18The Registrar submits that the appellant’s medical condition is severe enough that she should not be permitted to drive. The Registrar’s position is that the appellant presents a safety risk at this time and that a period of stability should be demonstrated before her driving licence is reinstated. The Registrar relies on the guidelines contained in the CCMTA Medical Standards for Drivers (the “Standards”) with respect to psychiatric disorder (chapter 14). Guideline 14.6.1 states that individuals with psychiatric disorder are eligible for a licence if:
- the condition is stable
- the driver has sufficient insight to stop driving if condition becomes acute
- the functional abilities necessary for driving are not impaired
- a treating physician supports a return to driving, for drivers who have stopped driving due to a psychiatric disorder, and
- Conditions for maintaining a licence are met
19Based on this standard, the appellant would not be eligible for a licence. Although the Standards are not binding on the Tribunal, we are persuaded in this case that we should follow the Standards because the considerations set out in Guideline 14.6.1 are important to ensure that drivers do not present a safety risk to themselves or others while driving.
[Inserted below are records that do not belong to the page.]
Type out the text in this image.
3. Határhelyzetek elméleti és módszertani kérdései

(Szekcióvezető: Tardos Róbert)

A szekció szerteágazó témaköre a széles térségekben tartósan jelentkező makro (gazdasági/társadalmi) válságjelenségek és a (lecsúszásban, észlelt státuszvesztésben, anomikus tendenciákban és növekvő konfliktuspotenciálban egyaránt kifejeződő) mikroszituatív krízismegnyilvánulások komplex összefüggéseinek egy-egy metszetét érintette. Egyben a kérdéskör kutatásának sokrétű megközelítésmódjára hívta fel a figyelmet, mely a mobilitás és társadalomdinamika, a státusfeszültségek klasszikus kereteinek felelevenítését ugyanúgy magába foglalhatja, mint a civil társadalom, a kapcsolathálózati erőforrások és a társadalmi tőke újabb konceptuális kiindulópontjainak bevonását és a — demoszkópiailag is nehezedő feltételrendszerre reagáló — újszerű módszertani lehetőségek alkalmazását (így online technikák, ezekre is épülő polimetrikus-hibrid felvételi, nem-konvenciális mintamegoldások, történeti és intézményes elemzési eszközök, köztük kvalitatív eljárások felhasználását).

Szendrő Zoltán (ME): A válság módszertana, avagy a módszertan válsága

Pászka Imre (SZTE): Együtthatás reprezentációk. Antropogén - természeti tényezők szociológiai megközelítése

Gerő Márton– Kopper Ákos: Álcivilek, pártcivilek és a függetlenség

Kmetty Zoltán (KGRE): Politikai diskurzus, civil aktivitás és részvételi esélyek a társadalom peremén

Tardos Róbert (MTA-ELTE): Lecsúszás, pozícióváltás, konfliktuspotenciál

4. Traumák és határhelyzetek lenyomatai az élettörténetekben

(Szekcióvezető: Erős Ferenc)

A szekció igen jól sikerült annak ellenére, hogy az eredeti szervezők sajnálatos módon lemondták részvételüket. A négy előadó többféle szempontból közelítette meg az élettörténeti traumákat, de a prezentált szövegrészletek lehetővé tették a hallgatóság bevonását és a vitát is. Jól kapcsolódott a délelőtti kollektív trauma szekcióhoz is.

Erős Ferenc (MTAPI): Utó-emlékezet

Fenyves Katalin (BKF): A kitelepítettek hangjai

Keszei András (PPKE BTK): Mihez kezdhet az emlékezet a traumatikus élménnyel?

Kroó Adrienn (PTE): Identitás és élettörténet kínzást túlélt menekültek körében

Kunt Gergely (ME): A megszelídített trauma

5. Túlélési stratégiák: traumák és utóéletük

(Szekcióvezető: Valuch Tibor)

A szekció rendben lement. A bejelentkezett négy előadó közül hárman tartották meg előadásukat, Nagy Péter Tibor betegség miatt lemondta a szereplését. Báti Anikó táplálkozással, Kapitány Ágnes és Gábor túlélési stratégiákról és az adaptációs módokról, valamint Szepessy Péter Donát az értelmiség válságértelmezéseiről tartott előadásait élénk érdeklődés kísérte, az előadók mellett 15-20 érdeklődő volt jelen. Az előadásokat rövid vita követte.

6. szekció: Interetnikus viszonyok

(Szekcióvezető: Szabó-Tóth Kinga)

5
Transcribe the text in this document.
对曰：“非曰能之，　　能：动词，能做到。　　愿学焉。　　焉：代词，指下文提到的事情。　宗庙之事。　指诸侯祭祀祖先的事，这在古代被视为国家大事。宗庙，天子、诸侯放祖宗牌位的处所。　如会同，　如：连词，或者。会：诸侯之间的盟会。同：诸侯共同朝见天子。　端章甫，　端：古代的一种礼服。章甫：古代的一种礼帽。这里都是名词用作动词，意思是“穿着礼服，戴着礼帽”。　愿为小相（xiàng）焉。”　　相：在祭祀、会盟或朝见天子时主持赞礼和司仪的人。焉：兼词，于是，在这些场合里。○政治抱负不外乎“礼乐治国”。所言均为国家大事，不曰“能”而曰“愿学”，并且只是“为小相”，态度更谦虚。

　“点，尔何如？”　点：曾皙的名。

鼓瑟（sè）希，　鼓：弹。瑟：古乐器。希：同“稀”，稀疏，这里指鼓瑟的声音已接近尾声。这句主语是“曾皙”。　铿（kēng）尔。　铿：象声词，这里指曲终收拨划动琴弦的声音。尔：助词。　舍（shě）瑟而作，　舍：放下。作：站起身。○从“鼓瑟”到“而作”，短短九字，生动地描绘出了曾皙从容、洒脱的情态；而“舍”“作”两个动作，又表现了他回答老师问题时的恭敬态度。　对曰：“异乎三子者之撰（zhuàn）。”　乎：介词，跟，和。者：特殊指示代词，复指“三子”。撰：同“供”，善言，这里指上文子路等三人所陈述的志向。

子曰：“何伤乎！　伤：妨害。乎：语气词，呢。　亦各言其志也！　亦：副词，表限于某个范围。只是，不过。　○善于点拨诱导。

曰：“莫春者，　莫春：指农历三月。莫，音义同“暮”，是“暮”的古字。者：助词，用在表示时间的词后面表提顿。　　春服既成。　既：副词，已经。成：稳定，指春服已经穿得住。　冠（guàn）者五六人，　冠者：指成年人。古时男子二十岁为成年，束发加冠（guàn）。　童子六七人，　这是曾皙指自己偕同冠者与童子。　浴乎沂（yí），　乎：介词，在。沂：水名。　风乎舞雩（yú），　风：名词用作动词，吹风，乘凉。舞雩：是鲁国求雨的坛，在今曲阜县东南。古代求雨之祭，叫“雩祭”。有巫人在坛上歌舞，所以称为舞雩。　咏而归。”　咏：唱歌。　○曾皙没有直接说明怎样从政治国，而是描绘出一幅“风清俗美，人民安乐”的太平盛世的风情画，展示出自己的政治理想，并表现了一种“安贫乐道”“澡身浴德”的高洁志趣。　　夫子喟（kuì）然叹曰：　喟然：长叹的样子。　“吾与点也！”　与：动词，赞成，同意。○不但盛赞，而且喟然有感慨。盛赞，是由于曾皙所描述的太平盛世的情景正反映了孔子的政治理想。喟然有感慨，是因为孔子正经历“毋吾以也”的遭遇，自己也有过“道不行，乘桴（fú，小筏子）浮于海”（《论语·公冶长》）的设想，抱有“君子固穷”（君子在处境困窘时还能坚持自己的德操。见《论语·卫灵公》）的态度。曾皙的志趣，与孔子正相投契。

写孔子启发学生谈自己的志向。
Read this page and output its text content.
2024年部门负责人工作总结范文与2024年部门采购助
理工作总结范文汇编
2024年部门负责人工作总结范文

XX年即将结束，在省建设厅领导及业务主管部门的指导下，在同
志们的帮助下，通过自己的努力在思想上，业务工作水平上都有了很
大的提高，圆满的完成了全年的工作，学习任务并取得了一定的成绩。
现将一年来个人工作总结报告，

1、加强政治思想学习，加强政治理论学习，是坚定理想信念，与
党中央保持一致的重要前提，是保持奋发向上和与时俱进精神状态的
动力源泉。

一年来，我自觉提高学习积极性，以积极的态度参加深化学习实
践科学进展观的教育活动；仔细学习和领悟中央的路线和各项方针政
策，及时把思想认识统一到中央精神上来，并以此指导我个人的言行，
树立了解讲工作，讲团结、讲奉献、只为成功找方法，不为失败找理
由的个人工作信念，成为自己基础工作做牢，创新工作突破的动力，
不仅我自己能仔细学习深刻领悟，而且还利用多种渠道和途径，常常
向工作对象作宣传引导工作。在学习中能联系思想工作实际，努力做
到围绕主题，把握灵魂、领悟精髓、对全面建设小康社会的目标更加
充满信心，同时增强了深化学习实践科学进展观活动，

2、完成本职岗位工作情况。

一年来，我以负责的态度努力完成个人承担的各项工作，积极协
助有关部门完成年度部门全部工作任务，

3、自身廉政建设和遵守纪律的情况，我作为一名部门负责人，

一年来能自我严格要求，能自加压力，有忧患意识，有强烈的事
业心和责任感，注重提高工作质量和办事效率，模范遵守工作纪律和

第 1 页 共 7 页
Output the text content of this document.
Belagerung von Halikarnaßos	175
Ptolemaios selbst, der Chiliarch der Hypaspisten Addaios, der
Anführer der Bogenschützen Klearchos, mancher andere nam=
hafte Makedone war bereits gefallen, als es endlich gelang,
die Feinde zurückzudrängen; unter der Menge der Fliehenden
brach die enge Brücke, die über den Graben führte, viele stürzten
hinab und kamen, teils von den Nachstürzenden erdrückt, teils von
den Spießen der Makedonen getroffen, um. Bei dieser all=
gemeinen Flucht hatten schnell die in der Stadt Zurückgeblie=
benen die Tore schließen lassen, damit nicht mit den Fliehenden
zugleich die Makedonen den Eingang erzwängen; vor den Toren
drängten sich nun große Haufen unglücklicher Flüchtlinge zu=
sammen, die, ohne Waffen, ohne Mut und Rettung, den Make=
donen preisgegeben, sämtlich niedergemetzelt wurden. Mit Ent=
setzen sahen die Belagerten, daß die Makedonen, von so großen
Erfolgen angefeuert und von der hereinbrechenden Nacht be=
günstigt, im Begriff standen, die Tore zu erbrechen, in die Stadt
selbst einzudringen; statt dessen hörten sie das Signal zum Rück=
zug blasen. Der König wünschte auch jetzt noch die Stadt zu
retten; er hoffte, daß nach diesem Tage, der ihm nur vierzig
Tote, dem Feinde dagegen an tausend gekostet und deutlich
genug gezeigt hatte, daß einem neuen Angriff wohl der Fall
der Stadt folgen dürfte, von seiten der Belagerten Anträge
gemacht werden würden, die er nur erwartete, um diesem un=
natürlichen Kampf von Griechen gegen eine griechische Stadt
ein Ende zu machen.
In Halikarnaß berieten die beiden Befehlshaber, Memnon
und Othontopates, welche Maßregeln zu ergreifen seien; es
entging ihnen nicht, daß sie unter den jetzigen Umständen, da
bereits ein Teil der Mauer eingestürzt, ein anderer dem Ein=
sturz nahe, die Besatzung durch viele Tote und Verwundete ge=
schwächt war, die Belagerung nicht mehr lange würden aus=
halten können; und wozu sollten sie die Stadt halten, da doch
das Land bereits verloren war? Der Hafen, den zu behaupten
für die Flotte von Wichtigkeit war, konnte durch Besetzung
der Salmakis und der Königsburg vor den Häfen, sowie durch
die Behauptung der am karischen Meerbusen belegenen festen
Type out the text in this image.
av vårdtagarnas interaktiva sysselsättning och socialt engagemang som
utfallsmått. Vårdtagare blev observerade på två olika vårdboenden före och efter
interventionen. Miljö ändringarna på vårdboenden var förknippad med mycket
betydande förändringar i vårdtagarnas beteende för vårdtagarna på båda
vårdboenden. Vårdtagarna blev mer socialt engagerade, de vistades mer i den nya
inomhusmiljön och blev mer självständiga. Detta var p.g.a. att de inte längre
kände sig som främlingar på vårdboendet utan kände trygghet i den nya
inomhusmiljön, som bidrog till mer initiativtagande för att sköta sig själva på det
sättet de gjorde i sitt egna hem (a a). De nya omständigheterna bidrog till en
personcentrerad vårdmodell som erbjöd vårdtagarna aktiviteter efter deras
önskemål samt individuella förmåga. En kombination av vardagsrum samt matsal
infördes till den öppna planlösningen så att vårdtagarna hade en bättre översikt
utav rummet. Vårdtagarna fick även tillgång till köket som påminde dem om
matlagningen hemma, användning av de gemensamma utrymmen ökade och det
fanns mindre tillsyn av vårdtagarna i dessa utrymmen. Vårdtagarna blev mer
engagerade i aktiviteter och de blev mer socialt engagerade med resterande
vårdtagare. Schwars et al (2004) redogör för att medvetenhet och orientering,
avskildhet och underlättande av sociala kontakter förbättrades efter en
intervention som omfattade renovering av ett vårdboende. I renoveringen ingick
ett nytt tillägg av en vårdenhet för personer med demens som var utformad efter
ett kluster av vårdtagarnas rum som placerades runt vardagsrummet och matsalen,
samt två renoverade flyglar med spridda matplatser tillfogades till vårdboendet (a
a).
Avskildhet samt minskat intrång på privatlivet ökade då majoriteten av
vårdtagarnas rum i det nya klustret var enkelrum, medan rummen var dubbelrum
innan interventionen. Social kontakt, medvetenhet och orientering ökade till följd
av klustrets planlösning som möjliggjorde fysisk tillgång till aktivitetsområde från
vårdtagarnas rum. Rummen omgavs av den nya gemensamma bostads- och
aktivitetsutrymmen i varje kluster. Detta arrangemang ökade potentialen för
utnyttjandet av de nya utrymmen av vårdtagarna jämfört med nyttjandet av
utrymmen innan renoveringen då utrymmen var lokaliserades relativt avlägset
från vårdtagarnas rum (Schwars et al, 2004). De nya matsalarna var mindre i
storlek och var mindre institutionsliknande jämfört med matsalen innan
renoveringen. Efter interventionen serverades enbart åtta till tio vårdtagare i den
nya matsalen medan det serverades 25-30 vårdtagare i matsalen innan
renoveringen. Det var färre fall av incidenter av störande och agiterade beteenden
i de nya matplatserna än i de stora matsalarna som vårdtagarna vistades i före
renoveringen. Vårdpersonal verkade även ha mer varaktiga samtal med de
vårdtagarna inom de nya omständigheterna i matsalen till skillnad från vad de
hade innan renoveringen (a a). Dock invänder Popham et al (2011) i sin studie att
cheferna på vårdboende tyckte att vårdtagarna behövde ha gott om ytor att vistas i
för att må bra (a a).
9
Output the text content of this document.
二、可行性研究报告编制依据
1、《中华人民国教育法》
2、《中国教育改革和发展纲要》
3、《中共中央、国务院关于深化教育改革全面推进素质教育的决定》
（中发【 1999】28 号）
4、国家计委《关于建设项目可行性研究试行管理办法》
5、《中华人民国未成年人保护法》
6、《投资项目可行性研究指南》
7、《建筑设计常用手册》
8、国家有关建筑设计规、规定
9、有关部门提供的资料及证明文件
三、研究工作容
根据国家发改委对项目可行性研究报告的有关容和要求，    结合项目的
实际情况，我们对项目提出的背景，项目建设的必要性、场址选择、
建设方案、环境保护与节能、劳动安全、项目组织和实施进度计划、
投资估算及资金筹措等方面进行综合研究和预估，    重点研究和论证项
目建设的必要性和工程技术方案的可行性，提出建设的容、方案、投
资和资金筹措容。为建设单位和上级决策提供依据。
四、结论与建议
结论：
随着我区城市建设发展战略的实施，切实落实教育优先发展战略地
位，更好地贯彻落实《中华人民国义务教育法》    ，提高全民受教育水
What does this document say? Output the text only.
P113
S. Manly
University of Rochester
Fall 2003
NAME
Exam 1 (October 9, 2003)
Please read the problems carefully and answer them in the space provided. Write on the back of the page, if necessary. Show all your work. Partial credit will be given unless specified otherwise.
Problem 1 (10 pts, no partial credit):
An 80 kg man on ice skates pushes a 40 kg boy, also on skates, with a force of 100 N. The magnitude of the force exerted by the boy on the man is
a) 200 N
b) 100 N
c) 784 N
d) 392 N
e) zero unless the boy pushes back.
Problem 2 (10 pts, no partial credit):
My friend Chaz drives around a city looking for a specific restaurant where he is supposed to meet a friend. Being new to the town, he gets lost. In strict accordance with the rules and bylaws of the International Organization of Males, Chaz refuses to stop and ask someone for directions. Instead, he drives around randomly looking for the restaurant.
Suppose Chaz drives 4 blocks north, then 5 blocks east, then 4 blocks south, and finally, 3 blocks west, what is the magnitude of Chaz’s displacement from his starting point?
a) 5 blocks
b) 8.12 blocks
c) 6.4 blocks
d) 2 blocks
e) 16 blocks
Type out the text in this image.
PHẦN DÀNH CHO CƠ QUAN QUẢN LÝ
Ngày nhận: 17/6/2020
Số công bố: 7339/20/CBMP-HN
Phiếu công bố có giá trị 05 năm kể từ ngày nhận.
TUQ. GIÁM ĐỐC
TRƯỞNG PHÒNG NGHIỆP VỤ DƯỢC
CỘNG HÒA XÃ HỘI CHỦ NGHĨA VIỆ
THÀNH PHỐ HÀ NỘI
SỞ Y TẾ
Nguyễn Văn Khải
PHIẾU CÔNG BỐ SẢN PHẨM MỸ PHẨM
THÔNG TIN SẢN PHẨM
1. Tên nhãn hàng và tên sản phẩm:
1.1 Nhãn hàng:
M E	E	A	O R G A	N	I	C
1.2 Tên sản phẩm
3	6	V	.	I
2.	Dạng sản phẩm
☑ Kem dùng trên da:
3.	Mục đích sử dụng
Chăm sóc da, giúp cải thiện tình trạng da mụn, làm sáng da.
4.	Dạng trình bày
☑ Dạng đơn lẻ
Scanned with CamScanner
20The appellant has a history of mental or emotional illness and instability and was hospitalized less than six months ago for this type of illness. Dr. Amanullah, a hospital psychiatrist, diagnosed the appellant with “mental or emotional illness” and reported that the appellant is “unstable” in a report dated September 9, 2021. This report is consistent with Dr. Banjo’s diagnosis of psychosis and Dr. Yardley’s diagnosis of psychosis and paranoia, both in September 2021. The indication of instability is concerning, especially because the appellant is no longer under the care of a family physician, currently has no physician, is not receiving treatment at any treatment facility and admits that she is no longer taking her medication. Further, the appellant’s medical records and testimony indicate that less than five months before this hearing the appellant was admitted to hospital as a result of her psychological condition and underwent treatment, including receiving medication. As a result, at this time the best medical evidence indicates that appellant’s mental condition is not stable at present, and that no treating physician currently supports a return to driving. There is no report from a physician specializing in mental health or other mental health specialist confirming appellant’s condition is stable. In our view, re-licencing at this time is not appropriate because the appellant presents a safety risk to themselves or others while driving.
21We find based on the totality of the evidence that the appellant’s psychiatric condition is likely to significantly interfere with her ability to drive safely at this time because her current psychological condition prevents her from being completely in control of her actions, a necessary skill for driving. We accept the respondent’s submission that a further period of demonstrated stability is reasonable keeping in mind public road safety.
ORDER:
22For the reasons set out above, pursuant to subsection 50(2) of the HTA, the Registrar’s decision to suspend the appellant’s driver’s licence is confirmed.